Tugbiyele’s meditation on hybridity relates to the notion of androgyny. The implied intersection or mixing of masculine and feminine qualities produce ambiguity. The point I am making here is the significance of non-binary identification, if not a repudiation of the simultaneously limited and limiting boundaries of identity and body politics. This particular discourse of intersecting novel configurations in most of Tugbiyele’s artworks, be they the juxtapositions between natural and human-made objects or the combination of human and animal characteristics, evident in her approach to making and the physical forms that manifest in many of her works. It is, in fact, the actual DNA of her artistic quest, visual trajectory, that advances her oeuvre. The complexity of Tugbiyele’s ‘Hybrid Spirit’ is compounded by interdisciplinarity, hybridity and androgyny – among many other enabling concepts – with which to frame, analyse and appreciate. 
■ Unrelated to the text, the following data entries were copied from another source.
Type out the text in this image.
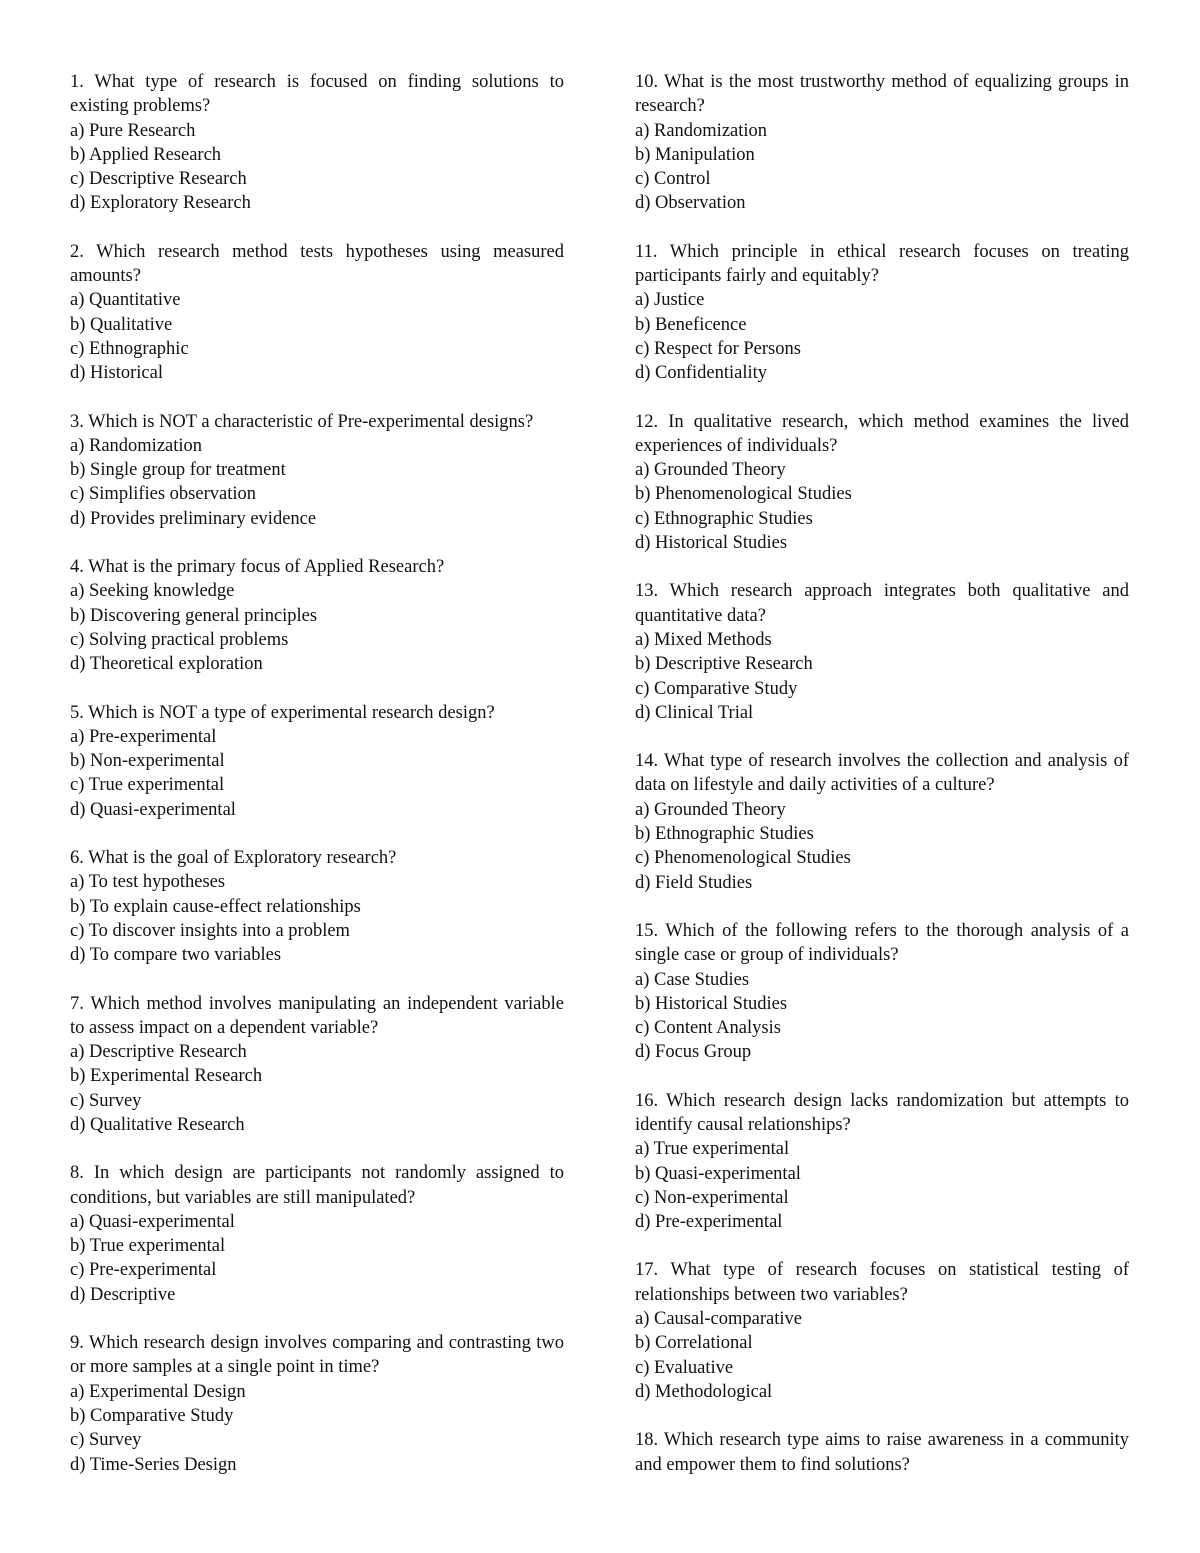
1. What type of research is focused on finding solutions to existing problems?

a) Pure Research

b) Applied Research

c) Descriptive Research

d) Exploratory Research

2. Which research method tests hypotheses using measured amounts?

a) Quantitative

b) Qualitative

c) Ethnographic

d) Historical

3. Which is NOT a characteristic of Pre-experimental designs?

a) Randomization

b) Single group for treatment

c) Simplifies observation

d) Provides preliminary evidence

4. What is the primary focus of Applied Research?

a) Seeking knowledge

b) Discovering general principles

c) Solving practical problems

d) Theoretical exploration

5. Which is NOT a type of experimental research design?

a) Pre-experimental

b) Non-experimental

c) True experimental

d) Quasi-experimental

6. What is the goal of Exploratory research?

a) To test hypotheses

b) To explain cause-effect relationships

c) To discover insights into a problem

d) To compare two variables

7. Which method involves manipulating an independent variable to assess impact on a dependent variable?

a) Descriptive Research

b) Experimental Research

c) Survey

d) Qualitative Research

8. In which design are participants not randomly assigned to conditions, but variables are still manipulated?

a) Quasi-experimental

b) True experimental

c) Pre-experimental

d) Descriptive

9. Which research design involves comparing and contrasting two or more samples at a single point in time?

a) Experimental Design

b) Comparative Study

c) Survey

d) Time-Series Design

10. What is the most trustworthy method of equalizing groups in research?

a) Randomization

b) Manipulation

c) Control

d) Observation

11. Which principle in ethical research focuses on treating participants fairly and equitably?

a) Justice

b) Beneficence

c) Respect for Persons

d) Confidentiality

12. In qualitative research, which method examines the lived experiences of individuals?

a) Grounded Theory

b) Phenomenological Studies

c) Ethnographic Studies

d) Historical Studies

13. Which research approach integrates both qualitative and quantitative data?

a) Mixed Methods

b) Descriptive Research

c) Comparative Study

d) Clinical Trial

14. What type of research involves the collection and analysis of data on lifestyle and daily activities of a culture?

a) Grounded Theory

b) Ethnographic Studies

c) Phenomenological Studies

d) Field Studies

15. Which of the following refers to the thorough analysis of a single case or group of individuals?

a) Case Studies

b) Historical Studies

c) Content Analysis

d) Focus Group

16. Which research design lacks randomization but attempts to identify causal relationships?

a) True experimental

b) Quasi-experimental

c) Non-experimental

d) Pre-experimental

17. What type of research focuses on statistical testing of relationships between two variables?

a) Causal-comparative

b) Correlational

c) Evaluative

d) Methodological

18. Which research type aims to raise awareness in a community and empower them to find solutions?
‘Hybrid Spirit’ is a beautiful discourse intent on opening up the possibilities of thinking differently and futuristic. It is a creative project which, on one level, undertakes to disrupt any conception of singular, pure, unified, and homogeneous subject-hood; whilst on another, it espouses plurality, diversity, heterogeneity of being and becoming differentiated subjects, if not differential humans, who are woke, sensitive, caring in our contemporary society. It does so in various incarnations and registers, one of which is worth noting as a way of conclusion.

I am thinking of the intersectional play of the performative and the embodiment, evident in the occasions when Tugbiyele performs her thoughts, experiences and desires. We observe this in her performances: some in the form of carrying on her back and wrapping herself with her delicate sculptures; in others, she wears them as a costume; there are also instances when she performs with the actual traditional grass brooms. These varying performances activate and motion the sculptural objects; equally, they perform the body, perform the psyche, perform the Soul or Spirit. In so doing, they enact visions of new possibilities, what Tugbiyele would explain as the break of new dawn through transformative acts intended for the reawakening of Spirit and reclaiming interior territory.

Thembinkosi Goniwe is an artist and art historian, lecturing at Rhodes University and a research associate at the Wits School of Art.